Wealth and the baseless fabrics of martial glory were the alluring objects of this migrating column of men.

“Hast thou gold?” exclaimed they to the Mexican princes. “I and my companions have a malady which is only cured by gold.”

After these four centuries of occupation of the elevated plains and table-lands of Mexico, where the mean temperature does not exceed 77° Fahrenheit, and where the mildness of climate, the wealth of a wonderful, prolific nature, excite the ambition and the cupidity of men; and after the long efforts at colonization, in which the parent country was almost exhausted by the drain of her best blood,—Spain finds that the predictions of Dr. Knox are rapidly being realized, and that only 600,000 Europeans and their hybrid descendants, and but 8000 Spaniards of pure blood, can be found of all the numberless hosts that have embarked for these lands. Spain halts, and reflects upon this report of her scientific commission, which shows a decrease of one half since the estimate of Humboldt, in 1793; whilst France, always blind to reason whenever the eagles of glory desire to expand their wings, persists in her useless occupation of Algeria, where Gaul has again and again vainly endeavored to rear her colonies in times past; and she now attempts to unfurl her standards and establish her institutions on those Mexican shores where the blood and energy of a stronger and better adapted people have been expended in vain. Idle effort! The elements of nature are stronger than the will of men; neither do they give way to the desires or attacks of human ambition.

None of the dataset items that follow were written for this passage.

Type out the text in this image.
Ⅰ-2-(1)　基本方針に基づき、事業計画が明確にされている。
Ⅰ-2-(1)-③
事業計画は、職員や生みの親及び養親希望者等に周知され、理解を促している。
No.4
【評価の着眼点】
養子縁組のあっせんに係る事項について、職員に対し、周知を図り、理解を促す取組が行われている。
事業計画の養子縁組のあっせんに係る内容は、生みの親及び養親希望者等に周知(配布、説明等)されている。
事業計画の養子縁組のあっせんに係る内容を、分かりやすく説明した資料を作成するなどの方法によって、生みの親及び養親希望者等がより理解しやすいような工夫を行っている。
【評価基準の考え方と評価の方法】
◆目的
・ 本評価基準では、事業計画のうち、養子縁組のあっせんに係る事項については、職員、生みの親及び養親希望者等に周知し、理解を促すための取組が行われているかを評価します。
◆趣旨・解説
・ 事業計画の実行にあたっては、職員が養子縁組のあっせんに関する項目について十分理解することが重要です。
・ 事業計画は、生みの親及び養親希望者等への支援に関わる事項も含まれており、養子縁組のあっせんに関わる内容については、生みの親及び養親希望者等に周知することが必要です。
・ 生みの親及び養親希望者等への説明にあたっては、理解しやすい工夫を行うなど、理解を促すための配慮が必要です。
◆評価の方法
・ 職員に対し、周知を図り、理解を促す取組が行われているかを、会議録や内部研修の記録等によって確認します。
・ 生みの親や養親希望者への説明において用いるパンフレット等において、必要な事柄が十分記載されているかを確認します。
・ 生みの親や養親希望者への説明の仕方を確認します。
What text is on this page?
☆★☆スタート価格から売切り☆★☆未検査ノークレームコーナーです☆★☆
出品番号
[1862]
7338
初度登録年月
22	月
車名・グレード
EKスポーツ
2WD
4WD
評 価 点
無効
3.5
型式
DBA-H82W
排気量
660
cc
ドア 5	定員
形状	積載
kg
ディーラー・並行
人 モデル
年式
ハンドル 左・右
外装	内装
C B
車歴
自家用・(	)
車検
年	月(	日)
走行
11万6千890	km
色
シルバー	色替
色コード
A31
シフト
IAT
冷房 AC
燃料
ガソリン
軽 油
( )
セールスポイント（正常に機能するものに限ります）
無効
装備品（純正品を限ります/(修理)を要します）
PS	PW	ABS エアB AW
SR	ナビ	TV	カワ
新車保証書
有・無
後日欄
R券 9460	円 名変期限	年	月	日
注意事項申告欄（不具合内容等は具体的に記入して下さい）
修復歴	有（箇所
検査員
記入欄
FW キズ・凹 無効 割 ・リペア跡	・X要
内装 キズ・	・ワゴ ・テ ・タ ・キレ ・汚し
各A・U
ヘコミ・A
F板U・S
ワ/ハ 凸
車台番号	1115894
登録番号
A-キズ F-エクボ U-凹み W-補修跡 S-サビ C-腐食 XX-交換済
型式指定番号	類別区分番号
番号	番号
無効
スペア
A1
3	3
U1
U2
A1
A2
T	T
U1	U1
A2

There are geographical boundaries which races cannot pass in pursuit of wealth or the dreams of ambition. A single generation will not determine the law of expansion and decay.

V.

In this connection it will be proper to glance over the past, among those phenomena which men have observed, and those laws which the Creator has thus far revealed to us for guidance in the procession of races or the march of intellect.

In the mysteries of the material world everything is governed by fixed and positive laws. Not a flower appears in the field to gladden the hearts of men but what rises up with invariable structure, and blooms at definite periods. Not a sparrow falls to the earth but in accordance with Nature’s law. Not a star shines in the firmament but in unison with the great and illimitable designs of God. Everywhere do we observe harmony in space, in movement; everywhere visible signs of a beneficent, protecting Creator. It is the same with the enormous forms of living animals as with the insignificant shapes of the insect world: all play their part in the problem of Nature. Size is nothing with the Creator; form is nothing. Perchance

“the poor beetle, that we tread upon,
In corporal sufferance feels a pang as great
As when a giant dies.”

VI.

History indicates mysterious laws in the progress of the typical stocks of the human families; and it shows, in the colonization of the past, how frail are human calculations in migration and settlement unless based upon science. “It is not unknown to me,” said the Roman soldier, two thousand years ago, when about to attack the remnant of the army of Brennus, that had passed over into Asia Minor, and conquered the land by the fierceness of their attack, and the terror of their name,—“it is not unknown to me,” said Manlius, “that of all the nations inhabiting Asia, the Gauls have the highest reputation as soldiers.